São Leão Magno exclama: "o Filho de Deus [...] veio a nós e levou-nos
para si de tal modo que o rebaixamento de Deus à condição humana se tornasse
uma elevação do homem às alturas de Deus" (Sermone sul Natale del Signore 27,2).
A
manifestação de Deus é destinada à nossa participação na vida divina, à
realização em nós do mistério da sua encarnação. Tal mistério é o cumprimento
da vocação do homem. Ainda São Leão Magno
explica a importância concreta e sempre atual para a vida cristã do mistério do
Natal: “as palavras do Evangelho e dos Profetas [...] inflamam o nosso espírito
e nos ensinam a compreender a natividade do Senhor, esse mistério do Verbo
feito carne, não tanto como uma recordação de um acontecimento passado, mas
como um fato que se desenrola sob os nossos olhos [...] é como se tivéssemos
ainda proclamado na solenidade de hoje: 'Vos
anuncio uma grande alegria, que o será para todo o povo: hoje, na cidade de
Davi, nasceu para vós um Salvador, que é o Cristo Senhor'" (Sermone sul Natale del Signore 29,1). E acrescenta:“Reconhece, cristão, a tua
dignidade, e, feito participante da natureza divina, cuida para não cair, com
uma conduta indigna, de tal grandeza à primitiva baixeza" (Sermone 1 sul Natale del Signore, 3).

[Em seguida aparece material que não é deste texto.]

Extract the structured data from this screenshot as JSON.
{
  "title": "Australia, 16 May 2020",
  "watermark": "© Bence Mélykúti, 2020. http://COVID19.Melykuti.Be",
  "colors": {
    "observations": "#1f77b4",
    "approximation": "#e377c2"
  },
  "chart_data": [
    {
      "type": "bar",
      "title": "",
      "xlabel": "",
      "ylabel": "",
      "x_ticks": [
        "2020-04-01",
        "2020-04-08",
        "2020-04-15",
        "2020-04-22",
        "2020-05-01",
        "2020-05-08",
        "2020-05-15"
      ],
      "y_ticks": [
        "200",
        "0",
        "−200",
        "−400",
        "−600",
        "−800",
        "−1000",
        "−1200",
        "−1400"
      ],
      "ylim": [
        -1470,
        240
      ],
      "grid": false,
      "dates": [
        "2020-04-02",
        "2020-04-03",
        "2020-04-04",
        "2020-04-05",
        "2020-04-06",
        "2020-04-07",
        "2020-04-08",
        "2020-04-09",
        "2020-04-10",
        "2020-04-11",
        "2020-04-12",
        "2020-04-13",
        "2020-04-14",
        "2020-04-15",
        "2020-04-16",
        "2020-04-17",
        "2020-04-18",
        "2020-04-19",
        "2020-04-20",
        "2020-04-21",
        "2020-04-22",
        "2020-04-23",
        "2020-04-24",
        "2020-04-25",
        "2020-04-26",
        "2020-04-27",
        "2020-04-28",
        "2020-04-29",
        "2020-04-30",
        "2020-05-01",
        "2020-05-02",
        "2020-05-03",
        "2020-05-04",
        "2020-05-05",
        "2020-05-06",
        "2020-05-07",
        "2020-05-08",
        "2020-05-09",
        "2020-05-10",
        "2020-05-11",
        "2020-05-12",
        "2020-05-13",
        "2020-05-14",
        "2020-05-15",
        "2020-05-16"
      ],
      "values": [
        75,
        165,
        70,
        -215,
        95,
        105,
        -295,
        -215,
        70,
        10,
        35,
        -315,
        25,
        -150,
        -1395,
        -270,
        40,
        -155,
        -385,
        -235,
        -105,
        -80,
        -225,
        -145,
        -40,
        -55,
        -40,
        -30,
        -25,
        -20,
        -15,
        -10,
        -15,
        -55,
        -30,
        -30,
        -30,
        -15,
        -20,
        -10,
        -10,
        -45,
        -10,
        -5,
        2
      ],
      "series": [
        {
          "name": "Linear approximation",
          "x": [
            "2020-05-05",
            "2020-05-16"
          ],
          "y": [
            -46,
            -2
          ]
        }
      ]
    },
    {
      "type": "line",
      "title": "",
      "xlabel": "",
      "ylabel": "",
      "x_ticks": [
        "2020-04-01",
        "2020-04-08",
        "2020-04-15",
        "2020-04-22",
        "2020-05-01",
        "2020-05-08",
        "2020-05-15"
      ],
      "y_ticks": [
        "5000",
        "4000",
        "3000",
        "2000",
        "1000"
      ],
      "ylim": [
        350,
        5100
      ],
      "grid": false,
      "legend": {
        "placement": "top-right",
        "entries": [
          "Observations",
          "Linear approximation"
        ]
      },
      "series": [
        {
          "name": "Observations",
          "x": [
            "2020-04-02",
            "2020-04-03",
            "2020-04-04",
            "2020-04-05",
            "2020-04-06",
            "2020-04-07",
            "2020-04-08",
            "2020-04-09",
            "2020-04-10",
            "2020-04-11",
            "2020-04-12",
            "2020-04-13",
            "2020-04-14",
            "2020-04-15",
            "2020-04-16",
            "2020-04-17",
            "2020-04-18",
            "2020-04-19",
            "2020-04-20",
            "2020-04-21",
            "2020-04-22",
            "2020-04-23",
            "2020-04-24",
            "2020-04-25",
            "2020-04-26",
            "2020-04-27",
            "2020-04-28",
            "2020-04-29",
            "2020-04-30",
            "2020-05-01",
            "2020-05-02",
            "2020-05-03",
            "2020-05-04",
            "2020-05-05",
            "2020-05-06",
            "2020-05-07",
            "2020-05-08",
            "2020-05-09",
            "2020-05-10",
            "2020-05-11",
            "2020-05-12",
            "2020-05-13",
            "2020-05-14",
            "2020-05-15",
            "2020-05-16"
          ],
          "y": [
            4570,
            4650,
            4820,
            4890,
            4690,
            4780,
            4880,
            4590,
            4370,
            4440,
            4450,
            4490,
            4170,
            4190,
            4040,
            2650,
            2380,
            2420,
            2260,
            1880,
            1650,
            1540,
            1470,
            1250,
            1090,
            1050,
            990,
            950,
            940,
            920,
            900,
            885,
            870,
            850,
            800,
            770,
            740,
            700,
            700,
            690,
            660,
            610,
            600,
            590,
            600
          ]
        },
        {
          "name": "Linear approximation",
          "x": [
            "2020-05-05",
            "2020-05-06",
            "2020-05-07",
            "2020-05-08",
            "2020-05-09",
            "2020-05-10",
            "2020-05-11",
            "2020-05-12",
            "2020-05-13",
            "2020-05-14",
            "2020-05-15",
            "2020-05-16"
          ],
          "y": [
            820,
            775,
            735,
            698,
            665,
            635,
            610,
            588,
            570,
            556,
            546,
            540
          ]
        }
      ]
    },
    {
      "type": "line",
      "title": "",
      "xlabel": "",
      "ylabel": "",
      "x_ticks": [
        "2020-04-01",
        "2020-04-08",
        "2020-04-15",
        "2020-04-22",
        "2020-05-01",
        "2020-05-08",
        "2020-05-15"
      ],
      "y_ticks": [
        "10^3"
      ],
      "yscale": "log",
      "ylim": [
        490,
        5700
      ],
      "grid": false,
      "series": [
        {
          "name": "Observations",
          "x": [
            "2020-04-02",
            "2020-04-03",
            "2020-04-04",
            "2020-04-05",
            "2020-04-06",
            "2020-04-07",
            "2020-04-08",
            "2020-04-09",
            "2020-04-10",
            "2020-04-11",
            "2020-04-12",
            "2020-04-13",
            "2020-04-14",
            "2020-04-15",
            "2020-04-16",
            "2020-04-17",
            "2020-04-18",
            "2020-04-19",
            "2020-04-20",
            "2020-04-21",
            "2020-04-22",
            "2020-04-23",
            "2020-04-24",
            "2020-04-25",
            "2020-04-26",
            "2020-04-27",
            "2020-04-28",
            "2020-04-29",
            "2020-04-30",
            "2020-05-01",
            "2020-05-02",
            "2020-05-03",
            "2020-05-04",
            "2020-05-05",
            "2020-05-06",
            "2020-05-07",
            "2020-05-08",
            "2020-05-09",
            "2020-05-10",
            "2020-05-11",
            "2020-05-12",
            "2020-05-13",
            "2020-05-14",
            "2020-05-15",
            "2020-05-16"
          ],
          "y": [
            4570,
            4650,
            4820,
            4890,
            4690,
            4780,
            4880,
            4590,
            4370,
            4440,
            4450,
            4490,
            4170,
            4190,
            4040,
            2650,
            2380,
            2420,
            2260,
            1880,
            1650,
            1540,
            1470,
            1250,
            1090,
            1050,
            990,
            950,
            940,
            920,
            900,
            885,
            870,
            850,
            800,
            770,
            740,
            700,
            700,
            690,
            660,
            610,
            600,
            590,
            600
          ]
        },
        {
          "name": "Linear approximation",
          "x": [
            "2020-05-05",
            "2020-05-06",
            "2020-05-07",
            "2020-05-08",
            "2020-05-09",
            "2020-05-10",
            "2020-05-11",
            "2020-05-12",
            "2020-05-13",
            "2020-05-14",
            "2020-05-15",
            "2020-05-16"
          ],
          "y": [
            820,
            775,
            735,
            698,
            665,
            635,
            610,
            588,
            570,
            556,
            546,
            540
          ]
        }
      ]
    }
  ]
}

Queridos amigos, vivamos este Tempo
natalício com intensidade: após termos adorado o Filho de Deus feito homem e
depositado na manjedoura, somos chamados a ir ao altar do Sacrifício, onde
Cristo, o Pão vivo descido do céu, se oferece a nós como verdadeiro alimento
para a vida eterna. E isso que vimos
com os nossos olhos, na mesa da Palavra e do pão da Vida, isso que
contemplamos, isso que nossas mãos tocaram, ou seja, o Verbo feito carne, anunciamo-lo com alegria ao
mundo generosamente com toda a nossa vida.Renovo, de coração, a todos vós e aos vossos
queridos saudações para o Novo Ano e desejo-vos uma boa festividade da
Epifania.
Fonte: Boletim
da Sala de Imprensa da Santa Sé.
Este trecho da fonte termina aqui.